One example of mercantilism in practice was the British policy of requiring American colonies to produce raw materials for export to Britain, and to purchase finished goods from Britain. The British government believed that this policy would increase Britain's wealth by promoting the export of British goods, and by preventing the colonies from becoming self-sufficient and competing with Britain in international trade. This policy was one of the factors that led to tensions between the American colonies and Britain, and ultimately to the American Revolution.
Imperialism
Imperialism is the policy of extending a country's power and influence through diplomacy or military force. This can involve the acquisition of colonies, the establishment of protectorates, or the use of military bases to project power abroad. Imperialism has played a significant role in the history of many countries, and has often been driven by economic, political, and cultural factors. Some critics of imperialism argue that it has led to the exploitation and abuse of colonized peoples and their resources, while others argue that it has brought economic development and cultural exchange. Imperialism continues to be a controversial topic, and the actions of imperial powers are often met with resistance and opposition from those who are affected by them.
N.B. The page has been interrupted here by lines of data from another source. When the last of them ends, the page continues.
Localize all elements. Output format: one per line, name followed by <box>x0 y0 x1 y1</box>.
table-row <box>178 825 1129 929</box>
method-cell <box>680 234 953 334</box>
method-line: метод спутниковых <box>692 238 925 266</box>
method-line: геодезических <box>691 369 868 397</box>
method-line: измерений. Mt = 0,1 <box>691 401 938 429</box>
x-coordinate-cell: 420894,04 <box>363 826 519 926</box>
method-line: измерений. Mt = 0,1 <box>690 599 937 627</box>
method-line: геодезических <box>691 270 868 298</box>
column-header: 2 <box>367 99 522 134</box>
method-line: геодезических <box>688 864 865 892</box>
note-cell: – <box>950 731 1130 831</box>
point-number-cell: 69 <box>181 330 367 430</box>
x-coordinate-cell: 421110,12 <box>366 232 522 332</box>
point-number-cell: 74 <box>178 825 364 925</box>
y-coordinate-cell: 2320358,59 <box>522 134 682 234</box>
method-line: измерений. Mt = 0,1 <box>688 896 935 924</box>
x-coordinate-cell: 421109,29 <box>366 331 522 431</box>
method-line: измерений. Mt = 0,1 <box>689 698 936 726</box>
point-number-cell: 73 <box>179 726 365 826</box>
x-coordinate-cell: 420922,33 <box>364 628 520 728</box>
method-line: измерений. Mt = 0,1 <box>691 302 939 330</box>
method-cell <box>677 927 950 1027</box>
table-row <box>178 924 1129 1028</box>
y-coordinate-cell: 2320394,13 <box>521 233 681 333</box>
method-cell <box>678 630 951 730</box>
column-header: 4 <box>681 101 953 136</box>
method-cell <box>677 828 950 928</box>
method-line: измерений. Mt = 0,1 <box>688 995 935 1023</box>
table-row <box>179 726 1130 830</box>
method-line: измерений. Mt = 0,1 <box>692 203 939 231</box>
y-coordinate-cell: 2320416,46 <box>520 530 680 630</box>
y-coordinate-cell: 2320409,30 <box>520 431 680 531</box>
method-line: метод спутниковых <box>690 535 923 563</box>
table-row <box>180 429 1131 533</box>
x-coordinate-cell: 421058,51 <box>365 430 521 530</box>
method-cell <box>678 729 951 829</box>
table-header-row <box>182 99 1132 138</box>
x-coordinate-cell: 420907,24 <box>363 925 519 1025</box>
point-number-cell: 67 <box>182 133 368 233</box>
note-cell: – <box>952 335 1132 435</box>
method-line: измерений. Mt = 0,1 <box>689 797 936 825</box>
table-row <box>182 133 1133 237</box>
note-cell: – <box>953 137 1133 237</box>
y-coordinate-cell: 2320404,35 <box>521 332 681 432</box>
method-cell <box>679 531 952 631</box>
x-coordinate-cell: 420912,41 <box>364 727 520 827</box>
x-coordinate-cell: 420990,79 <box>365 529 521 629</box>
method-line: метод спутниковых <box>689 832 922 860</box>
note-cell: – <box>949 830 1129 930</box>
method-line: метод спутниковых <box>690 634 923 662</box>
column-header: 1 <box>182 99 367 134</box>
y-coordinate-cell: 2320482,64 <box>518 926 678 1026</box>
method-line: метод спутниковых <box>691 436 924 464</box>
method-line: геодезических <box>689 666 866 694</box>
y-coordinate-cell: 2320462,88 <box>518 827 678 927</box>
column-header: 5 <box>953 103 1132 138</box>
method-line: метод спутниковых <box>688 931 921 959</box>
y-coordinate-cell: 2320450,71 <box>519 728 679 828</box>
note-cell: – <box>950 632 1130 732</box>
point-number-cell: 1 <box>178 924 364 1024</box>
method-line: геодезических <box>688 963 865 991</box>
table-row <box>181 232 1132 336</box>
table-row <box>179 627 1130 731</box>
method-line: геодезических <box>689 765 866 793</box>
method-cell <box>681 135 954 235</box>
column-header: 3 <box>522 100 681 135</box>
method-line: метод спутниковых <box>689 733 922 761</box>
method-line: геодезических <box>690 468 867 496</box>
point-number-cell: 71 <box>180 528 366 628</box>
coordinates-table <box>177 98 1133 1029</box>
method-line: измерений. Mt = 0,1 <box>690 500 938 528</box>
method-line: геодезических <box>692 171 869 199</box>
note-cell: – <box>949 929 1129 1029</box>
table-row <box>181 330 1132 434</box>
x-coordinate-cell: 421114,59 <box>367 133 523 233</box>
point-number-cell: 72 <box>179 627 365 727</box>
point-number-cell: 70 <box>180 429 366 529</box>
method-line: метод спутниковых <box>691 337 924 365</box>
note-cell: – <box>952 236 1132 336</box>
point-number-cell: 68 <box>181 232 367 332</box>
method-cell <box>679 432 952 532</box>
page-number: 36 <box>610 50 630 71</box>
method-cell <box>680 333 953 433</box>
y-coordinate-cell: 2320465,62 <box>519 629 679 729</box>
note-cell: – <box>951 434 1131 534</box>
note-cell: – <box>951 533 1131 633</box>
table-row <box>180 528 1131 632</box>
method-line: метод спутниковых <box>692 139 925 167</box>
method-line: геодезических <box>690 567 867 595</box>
An example of imperialism might be a country with a powerful military invading and occupying a weaker country in order to gain control over its resources and territories. Another example might be a country using its economic and political influence to coerce other countries into adopting policies that are favorable to its own interests.
Colonialism
Colonialism refers to the policy or practice of a country seeking to extend or maintain its authority over other territories, often by establishing settlements and occupying the land. The colonies that are established are ruled by the colonial power, which exerts control over the colonized people and their resources. This can involve the use of military force, economic coercion, and cultural assimilation. Colonialism has a long and complicated history, and has had significant impacts on the cultures, economies, and political systems of both the colonizing countries and the colonized territories.
Industrialization happens because of the growth of large scale manufacturing economic activities in a region. It can usually lead to favoring commercial farming over subsistence. With the growth of coal manufacturing, water power was not as important in the location of factories as much as new raw materials (like coal). Coal powered most new factories as Industrialization diffused into NW Mainland Europe and the Americas, like in Ohio & Pennsylvania.